Whereas Back to the beach delivers the fundamental pleasures of the genre (Laguna Beach is available on Paramount+ for streaming, by the way), there’s an intriguing dynamic at play that’s more present here than in most other celebrity podcasts: retrieving a narrative. It is interesting to consider Back to the beach through the lens of what makes athlete podcasts so appealing; in a sense, both are efforts to take control of a public self. With podcasts from athletes like The Draymond Green Show, there is an attempt to counterbalance the narrative around them established by mainstream sports media and the wider sports infrastructure. With Back to the beachthe same is happening in the realm of reality podcasts.
Of course, a cynical counter-argument would be that we’re talking about people who were actively seeking fame at a young age, and it all seems to have worked out eventually, more or less. Today, Cavallari enjoys unambiguous success, having successfully navigated the momentum around Laguna Beach and The hills in more reality TV (including his own featured vehicle, Very Cavallari), various fashion lines and even a cookbook. Colletti launched this early momentum of Laguna Beach in a role on A tree hill (also the subject of his own wildly popular celebrity podcast), and he remains an active actor and occasional TV personality; these days he has a show on Hulu, Everyone is doing very well.

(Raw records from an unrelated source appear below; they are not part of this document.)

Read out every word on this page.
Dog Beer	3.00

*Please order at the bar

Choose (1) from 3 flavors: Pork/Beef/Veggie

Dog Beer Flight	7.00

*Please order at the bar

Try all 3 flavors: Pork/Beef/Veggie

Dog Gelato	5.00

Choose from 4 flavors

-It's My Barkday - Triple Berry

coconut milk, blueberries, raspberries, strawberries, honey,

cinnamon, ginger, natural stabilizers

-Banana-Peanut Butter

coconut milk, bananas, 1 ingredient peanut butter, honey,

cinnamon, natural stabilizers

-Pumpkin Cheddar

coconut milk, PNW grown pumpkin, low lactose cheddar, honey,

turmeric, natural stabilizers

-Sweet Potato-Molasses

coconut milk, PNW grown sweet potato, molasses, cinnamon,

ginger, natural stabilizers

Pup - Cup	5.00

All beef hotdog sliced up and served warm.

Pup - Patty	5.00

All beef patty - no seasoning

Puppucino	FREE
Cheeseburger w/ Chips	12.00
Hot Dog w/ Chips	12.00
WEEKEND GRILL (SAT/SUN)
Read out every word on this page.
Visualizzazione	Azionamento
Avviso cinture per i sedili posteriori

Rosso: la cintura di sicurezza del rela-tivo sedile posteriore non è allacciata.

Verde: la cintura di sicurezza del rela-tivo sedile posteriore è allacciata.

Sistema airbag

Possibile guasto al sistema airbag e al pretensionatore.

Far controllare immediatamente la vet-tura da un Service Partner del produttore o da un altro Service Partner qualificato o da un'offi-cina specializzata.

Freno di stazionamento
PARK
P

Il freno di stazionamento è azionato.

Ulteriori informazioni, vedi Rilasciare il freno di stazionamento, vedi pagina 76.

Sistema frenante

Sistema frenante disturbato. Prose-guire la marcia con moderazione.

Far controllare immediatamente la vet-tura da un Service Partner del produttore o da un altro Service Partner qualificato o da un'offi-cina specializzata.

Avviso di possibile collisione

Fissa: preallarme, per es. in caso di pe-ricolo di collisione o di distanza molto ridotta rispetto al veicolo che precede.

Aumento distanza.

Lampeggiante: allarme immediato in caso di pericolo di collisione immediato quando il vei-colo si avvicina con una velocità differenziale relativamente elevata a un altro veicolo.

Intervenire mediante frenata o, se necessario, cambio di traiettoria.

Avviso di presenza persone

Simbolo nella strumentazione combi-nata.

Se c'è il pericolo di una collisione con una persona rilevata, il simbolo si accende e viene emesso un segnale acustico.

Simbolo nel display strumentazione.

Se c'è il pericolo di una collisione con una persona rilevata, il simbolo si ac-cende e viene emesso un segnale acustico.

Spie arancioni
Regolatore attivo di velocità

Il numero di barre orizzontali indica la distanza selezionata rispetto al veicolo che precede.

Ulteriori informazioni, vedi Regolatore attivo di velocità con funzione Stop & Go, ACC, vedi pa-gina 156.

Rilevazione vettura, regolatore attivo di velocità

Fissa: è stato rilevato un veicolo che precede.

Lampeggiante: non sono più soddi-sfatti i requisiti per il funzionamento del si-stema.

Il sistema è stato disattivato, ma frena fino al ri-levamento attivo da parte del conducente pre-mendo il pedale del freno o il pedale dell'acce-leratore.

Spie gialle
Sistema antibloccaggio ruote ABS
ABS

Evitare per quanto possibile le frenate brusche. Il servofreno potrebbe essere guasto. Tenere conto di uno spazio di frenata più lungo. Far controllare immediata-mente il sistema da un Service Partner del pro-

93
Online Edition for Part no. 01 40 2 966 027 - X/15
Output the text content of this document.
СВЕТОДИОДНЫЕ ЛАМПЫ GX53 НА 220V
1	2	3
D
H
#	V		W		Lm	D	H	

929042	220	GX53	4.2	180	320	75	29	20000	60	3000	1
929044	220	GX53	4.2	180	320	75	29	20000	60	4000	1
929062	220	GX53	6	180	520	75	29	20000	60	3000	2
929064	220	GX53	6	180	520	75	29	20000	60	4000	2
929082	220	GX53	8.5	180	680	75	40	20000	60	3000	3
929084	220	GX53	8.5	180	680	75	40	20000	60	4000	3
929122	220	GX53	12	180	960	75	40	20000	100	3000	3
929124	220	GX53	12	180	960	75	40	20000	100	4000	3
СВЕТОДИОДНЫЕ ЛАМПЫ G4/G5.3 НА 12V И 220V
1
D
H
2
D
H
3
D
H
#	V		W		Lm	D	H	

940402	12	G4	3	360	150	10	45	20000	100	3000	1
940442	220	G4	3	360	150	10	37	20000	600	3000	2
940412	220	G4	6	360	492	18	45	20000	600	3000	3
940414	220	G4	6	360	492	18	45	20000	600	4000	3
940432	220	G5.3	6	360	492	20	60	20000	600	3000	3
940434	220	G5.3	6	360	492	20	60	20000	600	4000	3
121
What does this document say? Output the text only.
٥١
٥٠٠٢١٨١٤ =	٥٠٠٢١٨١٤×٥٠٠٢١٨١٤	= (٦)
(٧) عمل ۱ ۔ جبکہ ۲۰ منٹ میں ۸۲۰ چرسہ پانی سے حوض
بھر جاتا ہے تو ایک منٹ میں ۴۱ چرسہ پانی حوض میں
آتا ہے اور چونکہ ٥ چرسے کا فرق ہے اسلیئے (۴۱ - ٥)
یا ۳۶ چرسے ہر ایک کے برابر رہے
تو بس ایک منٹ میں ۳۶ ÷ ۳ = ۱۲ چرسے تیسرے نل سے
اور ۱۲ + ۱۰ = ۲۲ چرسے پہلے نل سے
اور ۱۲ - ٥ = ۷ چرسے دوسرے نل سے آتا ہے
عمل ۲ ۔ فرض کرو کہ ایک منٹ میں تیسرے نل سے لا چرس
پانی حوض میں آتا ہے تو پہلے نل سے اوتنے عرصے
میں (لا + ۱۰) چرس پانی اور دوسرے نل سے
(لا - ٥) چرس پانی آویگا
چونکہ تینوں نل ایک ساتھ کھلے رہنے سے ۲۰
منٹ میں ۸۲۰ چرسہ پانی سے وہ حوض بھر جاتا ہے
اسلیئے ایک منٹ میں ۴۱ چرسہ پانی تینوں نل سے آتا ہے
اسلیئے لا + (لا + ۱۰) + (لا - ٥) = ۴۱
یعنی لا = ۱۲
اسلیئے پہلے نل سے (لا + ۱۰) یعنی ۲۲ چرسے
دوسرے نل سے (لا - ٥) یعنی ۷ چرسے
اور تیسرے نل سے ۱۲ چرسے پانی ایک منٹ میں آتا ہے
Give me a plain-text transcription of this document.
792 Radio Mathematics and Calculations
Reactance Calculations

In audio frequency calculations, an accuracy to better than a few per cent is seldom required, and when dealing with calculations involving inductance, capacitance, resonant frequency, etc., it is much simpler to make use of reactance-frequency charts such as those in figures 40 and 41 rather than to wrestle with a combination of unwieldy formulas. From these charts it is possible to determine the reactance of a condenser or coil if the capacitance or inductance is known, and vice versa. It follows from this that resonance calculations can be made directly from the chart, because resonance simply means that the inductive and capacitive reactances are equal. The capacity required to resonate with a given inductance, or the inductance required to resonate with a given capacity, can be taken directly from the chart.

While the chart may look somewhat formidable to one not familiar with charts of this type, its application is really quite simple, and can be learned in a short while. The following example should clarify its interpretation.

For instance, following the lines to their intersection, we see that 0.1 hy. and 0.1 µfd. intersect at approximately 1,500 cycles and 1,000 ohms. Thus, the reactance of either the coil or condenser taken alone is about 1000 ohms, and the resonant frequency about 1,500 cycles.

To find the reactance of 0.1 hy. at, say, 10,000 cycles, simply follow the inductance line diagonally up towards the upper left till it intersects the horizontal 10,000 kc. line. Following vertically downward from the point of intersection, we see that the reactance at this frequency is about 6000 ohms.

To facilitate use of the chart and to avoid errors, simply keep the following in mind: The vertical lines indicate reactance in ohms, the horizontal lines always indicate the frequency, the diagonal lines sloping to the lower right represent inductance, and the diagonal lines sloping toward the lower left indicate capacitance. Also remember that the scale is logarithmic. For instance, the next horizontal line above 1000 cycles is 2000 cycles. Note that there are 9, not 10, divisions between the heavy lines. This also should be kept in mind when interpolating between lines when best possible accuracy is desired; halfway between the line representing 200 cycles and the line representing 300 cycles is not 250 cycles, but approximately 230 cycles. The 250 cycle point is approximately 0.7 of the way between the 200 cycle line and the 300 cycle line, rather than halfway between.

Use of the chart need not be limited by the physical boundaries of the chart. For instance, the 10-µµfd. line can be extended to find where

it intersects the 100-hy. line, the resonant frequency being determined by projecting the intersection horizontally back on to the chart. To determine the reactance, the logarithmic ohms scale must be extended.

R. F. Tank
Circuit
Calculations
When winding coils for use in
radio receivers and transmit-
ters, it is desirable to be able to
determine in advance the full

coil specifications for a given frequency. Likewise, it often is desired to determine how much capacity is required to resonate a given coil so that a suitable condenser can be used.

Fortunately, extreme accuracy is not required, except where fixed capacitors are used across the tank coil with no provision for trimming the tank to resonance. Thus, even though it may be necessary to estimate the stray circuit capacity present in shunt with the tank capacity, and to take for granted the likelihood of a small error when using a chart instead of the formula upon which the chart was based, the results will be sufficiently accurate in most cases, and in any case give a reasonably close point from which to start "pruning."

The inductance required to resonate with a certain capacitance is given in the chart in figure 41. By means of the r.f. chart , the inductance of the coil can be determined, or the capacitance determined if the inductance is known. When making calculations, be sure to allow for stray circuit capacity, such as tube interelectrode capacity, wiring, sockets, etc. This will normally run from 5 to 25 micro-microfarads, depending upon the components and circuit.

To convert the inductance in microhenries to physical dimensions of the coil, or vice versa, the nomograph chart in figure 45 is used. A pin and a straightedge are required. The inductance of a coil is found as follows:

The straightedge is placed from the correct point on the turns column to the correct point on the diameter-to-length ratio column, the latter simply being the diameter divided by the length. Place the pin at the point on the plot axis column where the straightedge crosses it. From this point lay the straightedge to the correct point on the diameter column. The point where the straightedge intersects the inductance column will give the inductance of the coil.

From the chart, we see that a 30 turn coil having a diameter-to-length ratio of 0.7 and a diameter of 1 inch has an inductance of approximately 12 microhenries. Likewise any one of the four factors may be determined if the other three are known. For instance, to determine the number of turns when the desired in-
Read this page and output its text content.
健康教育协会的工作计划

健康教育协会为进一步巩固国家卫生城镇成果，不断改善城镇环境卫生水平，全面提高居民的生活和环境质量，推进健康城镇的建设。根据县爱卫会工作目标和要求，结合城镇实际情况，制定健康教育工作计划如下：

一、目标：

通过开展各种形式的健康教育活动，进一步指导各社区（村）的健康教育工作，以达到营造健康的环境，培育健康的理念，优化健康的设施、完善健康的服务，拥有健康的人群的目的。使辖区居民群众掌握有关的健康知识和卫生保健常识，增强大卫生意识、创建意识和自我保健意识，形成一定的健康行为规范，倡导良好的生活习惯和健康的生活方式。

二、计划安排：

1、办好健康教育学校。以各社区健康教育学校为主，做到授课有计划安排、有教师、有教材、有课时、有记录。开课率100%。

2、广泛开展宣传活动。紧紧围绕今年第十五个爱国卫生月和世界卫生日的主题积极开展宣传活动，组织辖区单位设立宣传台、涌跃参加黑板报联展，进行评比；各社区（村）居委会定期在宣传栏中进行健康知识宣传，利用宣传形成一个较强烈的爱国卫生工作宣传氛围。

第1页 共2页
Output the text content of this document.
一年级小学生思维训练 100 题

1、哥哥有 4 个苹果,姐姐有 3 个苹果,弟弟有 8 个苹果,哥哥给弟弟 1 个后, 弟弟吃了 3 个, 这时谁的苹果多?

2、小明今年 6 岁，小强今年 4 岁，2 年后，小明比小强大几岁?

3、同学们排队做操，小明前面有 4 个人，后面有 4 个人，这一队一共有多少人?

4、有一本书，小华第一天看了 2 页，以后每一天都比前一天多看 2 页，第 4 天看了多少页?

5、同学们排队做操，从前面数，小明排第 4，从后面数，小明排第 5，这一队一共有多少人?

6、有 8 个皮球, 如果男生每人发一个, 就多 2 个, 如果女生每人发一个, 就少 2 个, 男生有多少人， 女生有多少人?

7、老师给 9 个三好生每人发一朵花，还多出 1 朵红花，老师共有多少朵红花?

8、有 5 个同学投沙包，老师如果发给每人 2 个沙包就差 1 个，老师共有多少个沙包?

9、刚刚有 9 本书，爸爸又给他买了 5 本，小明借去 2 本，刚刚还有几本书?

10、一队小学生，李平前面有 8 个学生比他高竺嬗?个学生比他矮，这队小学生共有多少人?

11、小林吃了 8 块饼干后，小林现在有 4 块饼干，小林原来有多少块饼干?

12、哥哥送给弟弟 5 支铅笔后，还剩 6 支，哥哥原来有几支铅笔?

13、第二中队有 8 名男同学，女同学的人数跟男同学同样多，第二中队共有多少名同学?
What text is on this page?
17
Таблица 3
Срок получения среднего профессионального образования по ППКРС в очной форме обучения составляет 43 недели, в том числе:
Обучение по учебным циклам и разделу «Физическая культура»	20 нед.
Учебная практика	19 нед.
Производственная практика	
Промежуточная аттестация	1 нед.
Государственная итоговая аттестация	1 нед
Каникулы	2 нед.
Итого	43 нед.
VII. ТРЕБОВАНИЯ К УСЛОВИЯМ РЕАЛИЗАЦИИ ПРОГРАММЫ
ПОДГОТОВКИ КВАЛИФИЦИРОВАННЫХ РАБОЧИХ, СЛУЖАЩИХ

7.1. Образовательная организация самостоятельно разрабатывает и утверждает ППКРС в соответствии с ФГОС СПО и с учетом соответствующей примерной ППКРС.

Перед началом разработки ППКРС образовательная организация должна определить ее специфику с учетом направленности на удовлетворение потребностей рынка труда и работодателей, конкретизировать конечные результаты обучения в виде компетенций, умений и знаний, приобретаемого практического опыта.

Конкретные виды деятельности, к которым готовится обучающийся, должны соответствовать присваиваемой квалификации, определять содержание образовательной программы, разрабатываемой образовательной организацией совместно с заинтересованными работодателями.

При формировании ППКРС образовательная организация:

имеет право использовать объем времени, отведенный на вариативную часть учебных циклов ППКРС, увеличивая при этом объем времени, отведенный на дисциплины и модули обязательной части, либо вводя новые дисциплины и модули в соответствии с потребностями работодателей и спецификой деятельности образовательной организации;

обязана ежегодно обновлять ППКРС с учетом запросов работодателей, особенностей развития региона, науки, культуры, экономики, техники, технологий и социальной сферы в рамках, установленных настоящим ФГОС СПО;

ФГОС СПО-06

But come on. Sure, it looks like they’ve lived in show business long enough to know how to survive the whole circus. “When you can finally understand that they’re going to get what they want, and you can step back and see it as work, it becomes a lot more enjoyable,” Cavallari says at one point in the podcast. “I don’t regret it,” Colletti said of her time on Laguna Beach. “It gave me tougher skin.” But you have to wonder about the long off-screen, off-mic journey that got them to this point, nearly 20 years later. Hopefully, it’s a narrative they can claim for themselves — or unfold in another podcast 20 years from now.